Rezension: Boy’s Abyss – Band 1 (Manga)
Eine unerwartete Begegnung verändert in Boy’s Abyss Band 1 das trost- und perspektivlose Leben des Oberschülers Reiji.
Sich in Träumen beim Anschauen von Videos von Idols zu verlieren, ist einer der wenigen Lichtblicke im tristen Leben von Reiji. Der Oberschüler hofft nicht einmal, wie seine Mitschüler, jemals seine langweilige Heimatstadt verlassen zu können. An die Möglichkeit zu studieren, denkt er nicht, schließlich muss er Geld verdienen, um seine Mutter zu entlasten. Dabei setzen ihm seine pflegebedürftige Großmutter, sein fordernder, niemals sein Zimmer verlassender Bruder und sein Kindheitsfreund Gen, der ihn wie einen Sklaven ausnutzt, enorm zu. Reijis Leben ist trostlos und selbst seine Mitschülerin Chako, der einzigen Person mit der er gelegentlich etwas schöne Zeit verbringen kann, wird die Stadt irgendwann verlassen. Als Reiji eines Tages jedoch beim Einkauf eine besondere Frau trifft, bietet sich ihm ein endgültiger Weg, seinem hoffnungslosen Leben zu entkommen.
Düsteres Drama
Boy’s Abyss Band 1 verdeutlicht bereits auf der ersten Seite, dass die Geschichte von Mangaka Ryo Minenami nicht leicht zu verdauen ist. Alleine das direkt angesprochene Thema des Selbstmords, das in den folgenden Kapiteln immer präsenter wird, unterstreicht die melancholische und düstere Grundstimmung des Liebesdramas, das nicht im klassischen Sinn auf Romantik setzt. Vielmehr thematisiert Mangaka Ryo Minenami das perspektivlose Leben eines siebzehnjährigen Oberschülers, der sowohl unter seinen familiären Umständen als auch seinem einstigen Kindheitsfreund leidet. Reiji glaubt nicht daran, seine Heimatstadt jemals zu verlassen und im Laufe der Geschichte zeichnet sich sogar ab, dass seine Bindung an seinen Peiniger Gen noch enger wird, als ihm lieb ist. Gleichzeitig droht er einen der wenigen Lichtblicke in seinem Leben zu verlieren, da seine Kindheitsfreundin und Mitschülerin Chako nach der Oberschule umzieht, um zu studieren.

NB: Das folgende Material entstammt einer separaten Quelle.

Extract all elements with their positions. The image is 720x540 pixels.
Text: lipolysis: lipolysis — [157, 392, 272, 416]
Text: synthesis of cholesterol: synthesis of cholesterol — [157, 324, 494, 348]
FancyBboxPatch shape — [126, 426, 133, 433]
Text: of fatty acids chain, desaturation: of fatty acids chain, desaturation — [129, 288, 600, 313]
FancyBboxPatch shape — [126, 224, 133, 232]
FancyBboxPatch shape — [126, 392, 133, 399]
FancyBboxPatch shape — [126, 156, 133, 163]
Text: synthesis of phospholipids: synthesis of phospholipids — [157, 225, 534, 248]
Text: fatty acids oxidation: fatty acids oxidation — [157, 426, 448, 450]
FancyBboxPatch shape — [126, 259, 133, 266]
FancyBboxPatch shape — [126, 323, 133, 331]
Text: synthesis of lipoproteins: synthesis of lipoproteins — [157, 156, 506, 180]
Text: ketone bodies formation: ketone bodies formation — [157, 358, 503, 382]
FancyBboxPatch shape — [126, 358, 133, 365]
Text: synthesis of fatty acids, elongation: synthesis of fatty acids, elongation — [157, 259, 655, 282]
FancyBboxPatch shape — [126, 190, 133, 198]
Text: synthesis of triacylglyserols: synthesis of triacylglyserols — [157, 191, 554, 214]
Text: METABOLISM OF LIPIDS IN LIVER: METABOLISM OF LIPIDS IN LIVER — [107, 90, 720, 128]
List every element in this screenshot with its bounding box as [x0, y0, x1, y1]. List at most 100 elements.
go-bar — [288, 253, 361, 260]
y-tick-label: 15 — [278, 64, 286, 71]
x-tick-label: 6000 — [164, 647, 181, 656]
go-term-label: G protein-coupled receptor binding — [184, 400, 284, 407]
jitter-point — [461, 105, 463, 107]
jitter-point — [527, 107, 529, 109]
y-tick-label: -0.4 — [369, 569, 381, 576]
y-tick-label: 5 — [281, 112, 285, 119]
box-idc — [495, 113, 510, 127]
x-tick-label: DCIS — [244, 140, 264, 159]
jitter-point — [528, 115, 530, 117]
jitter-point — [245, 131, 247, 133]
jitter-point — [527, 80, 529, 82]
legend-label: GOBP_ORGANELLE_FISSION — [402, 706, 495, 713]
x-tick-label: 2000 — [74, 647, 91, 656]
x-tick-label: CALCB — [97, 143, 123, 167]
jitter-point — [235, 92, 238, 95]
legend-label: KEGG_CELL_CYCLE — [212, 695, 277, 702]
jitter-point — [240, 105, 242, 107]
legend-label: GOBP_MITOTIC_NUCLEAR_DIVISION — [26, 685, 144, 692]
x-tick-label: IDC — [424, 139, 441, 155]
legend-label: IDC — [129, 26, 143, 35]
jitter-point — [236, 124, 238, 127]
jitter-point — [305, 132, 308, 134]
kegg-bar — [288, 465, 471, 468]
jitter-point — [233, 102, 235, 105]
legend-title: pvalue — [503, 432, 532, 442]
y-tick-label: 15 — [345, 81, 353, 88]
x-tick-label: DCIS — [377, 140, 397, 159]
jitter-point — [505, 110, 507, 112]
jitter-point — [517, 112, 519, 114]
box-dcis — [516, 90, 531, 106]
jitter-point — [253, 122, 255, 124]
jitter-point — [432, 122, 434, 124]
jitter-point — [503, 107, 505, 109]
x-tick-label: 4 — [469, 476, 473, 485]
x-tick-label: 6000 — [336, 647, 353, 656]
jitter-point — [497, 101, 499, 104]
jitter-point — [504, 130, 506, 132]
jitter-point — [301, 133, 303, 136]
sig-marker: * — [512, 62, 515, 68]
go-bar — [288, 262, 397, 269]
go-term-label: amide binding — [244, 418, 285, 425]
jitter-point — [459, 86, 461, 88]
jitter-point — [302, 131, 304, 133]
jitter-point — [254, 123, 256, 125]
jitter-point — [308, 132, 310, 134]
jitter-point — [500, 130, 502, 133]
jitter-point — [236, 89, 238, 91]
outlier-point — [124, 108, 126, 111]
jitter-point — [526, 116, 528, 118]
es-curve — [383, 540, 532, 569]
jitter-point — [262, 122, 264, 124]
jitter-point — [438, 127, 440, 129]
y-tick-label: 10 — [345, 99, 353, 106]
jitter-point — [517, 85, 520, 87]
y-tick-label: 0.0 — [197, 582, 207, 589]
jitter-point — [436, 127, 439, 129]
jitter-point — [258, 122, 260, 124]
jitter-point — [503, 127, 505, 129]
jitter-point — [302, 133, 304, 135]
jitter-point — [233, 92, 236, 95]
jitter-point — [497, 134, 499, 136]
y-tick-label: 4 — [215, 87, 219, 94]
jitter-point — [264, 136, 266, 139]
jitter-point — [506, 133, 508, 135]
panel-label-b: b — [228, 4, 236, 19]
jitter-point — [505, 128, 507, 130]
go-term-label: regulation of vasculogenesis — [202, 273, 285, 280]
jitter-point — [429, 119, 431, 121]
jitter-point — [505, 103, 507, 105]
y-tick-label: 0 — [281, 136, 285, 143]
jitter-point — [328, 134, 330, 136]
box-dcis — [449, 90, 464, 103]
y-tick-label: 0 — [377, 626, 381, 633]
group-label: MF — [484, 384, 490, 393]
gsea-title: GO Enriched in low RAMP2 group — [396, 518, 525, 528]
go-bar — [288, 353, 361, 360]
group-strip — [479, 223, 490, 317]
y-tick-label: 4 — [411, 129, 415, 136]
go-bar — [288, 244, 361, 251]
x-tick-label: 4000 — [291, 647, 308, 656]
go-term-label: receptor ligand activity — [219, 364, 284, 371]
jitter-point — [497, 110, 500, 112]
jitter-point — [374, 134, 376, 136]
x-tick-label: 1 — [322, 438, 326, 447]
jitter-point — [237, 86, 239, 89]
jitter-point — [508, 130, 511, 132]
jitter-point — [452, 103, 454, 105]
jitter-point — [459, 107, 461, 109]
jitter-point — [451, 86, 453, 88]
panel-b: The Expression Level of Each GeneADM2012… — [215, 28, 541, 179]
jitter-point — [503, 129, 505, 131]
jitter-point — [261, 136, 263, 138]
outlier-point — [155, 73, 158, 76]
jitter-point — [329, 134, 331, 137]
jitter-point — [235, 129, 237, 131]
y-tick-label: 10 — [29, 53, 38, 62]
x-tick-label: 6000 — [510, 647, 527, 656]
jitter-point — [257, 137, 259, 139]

Wie erdrückend Reijis Alltag sein kann, zeigt sich bereits im ersten Kapitel. Hier präsentiert Mangaka Ryo Minenami glaubhaft und bodenständig, die belastenden Lebensumstände des Teenagers. Neben den eher ausgelassenen Interaktionen mit Chako, wird der Druck, den Gen ausübt, spürbar verdeutlicht. Außerdem rückt Reijis Familienleben inklusive pflegebedürftiger Großmutter, zurückgezogen lebendem, aggressivem Bruder und überforderter Mutter in den Mittelpunkt der Handlung. Erst als Reiji am Ende des ersten Kapitels überrascht feststellt, dass die neue Konbini-Verkäuferin das von Chako und ihm verehrte Idol Nagi Aoe ist, verändert sich etwas im Leben des Oberschülers. Allerdings sollte hier nicht mit einer typischen Romantik-Wendung gerechnet werden. Sicher, Reiji und Nagi kommen sich näher, ihre Beziehung spielt eine maßgebliche Rolle in der sich langsam entwickelnden Geschichte, doch zugleich bleibt das Drama bodenständig. Reijis neue Bekanntschaft bringt ihm keine plötzliche Befreiung, sondern neben einigen schönen Momenten auch neuen Schmerz und unerwartete Probleme.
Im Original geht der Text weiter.